On 2009-10-11 14:13:22 +0200, Michel Fortin <michel.for...@michelf.com> said:

On 2009-10-11 03:56:55 -0400, "Denis Koroskin" <2kor...@gmail.com> said:

I submitted a few Phobos bugs to bugzilla. They are still not addressed. Having 2-3 people with write access to Phobos is clearly not enough - there is not enough human power. That's bugzilla entries are left without answers, bugs are not fixed.

I don't submit them anymore. It just doesn't work. I see a lot of quirks in Phobos, huge performance problems (it allocates every time, often without any reason) and just typos.
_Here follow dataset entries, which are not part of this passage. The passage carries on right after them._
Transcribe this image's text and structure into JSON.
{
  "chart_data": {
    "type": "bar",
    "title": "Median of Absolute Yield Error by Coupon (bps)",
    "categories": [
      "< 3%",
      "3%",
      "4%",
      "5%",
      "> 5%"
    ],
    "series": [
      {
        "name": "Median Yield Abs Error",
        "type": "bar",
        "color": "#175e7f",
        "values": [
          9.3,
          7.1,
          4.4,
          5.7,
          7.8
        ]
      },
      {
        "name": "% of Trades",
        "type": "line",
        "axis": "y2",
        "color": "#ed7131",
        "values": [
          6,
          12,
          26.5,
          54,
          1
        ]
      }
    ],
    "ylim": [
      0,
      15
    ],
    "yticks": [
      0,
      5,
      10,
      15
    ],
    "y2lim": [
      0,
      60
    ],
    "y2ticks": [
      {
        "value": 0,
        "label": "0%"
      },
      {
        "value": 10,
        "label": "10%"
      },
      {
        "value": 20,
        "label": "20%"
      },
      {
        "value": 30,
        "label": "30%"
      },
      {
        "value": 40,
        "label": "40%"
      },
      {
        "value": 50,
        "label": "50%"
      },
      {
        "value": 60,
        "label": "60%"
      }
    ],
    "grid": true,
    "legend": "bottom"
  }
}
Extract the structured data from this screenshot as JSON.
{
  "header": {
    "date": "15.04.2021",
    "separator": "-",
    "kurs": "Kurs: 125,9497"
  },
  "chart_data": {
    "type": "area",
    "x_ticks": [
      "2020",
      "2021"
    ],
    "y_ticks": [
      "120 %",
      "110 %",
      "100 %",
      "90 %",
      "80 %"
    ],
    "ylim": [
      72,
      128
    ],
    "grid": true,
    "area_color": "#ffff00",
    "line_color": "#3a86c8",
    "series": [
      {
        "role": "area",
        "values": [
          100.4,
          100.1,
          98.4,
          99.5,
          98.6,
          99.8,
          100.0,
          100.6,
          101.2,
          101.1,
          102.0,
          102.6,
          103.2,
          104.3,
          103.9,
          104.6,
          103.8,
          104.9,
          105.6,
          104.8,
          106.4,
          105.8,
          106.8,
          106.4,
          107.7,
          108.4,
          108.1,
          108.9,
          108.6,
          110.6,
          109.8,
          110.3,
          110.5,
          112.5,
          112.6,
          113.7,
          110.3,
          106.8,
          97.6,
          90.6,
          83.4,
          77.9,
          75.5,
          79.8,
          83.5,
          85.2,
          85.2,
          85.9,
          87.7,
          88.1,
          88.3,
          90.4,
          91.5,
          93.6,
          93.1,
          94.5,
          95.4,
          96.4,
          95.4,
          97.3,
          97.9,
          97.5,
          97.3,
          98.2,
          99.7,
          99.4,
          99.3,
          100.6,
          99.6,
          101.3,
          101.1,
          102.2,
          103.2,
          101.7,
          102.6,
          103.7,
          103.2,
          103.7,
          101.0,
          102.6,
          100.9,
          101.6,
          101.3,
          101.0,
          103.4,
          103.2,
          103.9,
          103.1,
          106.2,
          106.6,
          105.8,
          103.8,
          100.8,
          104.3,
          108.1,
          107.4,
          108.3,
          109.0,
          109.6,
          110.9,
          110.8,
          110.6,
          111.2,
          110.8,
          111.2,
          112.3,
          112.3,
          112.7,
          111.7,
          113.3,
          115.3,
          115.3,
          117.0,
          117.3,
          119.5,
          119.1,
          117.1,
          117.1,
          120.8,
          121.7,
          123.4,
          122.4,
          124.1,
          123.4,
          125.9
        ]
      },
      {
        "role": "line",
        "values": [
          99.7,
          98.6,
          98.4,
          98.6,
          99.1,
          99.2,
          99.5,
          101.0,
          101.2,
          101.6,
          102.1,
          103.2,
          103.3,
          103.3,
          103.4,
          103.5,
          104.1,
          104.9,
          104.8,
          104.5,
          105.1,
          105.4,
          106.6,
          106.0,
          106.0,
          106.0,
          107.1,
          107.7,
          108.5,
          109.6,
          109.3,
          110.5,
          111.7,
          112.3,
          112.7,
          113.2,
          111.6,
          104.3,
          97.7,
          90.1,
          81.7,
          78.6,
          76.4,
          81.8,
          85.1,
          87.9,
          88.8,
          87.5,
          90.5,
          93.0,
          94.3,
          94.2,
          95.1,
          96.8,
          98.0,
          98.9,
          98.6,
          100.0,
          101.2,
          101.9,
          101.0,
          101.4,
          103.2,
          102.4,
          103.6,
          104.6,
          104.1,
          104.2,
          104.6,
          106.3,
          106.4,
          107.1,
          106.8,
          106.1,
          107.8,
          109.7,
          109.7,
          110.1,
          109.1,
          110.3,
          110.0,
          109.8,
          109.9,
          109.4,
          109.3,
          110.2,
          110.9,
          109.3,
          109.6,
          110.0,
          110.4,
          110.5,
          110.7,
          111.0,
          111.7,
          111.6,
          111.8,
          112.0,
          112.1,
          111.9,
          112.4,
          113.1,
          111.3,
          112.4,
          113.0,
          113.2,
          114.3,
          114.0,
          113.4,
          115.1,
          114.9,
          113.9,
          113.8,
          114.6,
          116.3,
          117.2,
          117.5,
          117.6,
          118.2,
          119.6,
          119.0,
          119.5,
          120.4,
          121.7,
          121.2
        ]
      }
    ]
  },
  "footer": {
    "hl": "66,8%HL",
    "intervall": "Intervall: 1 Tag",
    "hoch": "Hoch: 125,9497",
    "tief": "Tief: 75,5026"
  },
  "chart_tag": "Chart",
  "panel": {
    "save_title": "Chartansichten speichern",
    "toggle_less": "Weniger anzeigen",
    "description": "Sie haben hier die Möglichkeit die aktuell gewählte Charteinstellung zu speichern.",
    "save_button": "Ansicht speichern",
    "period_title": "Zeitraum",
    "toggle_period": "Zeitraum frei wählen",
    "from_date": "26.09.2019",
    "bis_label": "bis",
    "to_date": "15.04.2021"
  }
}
Given a direct svn access, I could easily fix some of them, but I'm too lazy to waste my time on creating one line long patches, making bugzilla reports, etc. And what then? Waiting like 3 years until they are addressed? No, thanks.

Somehow I wonder if a distributed versioning system wouldn't be better to encourage public participation and make it easy for maintainers to accept patches.

It would, systems like git make it far easier to fork/diff/merge than Subversion. Subversion is a bit of a pain, where you end up either having no version management except for a diff against the upstream repository or a local subversion tree that does not have a relation with the Phobos tree.

Of course, you could partically go distributed by using git-svn to check out the Phobos Subversion repository.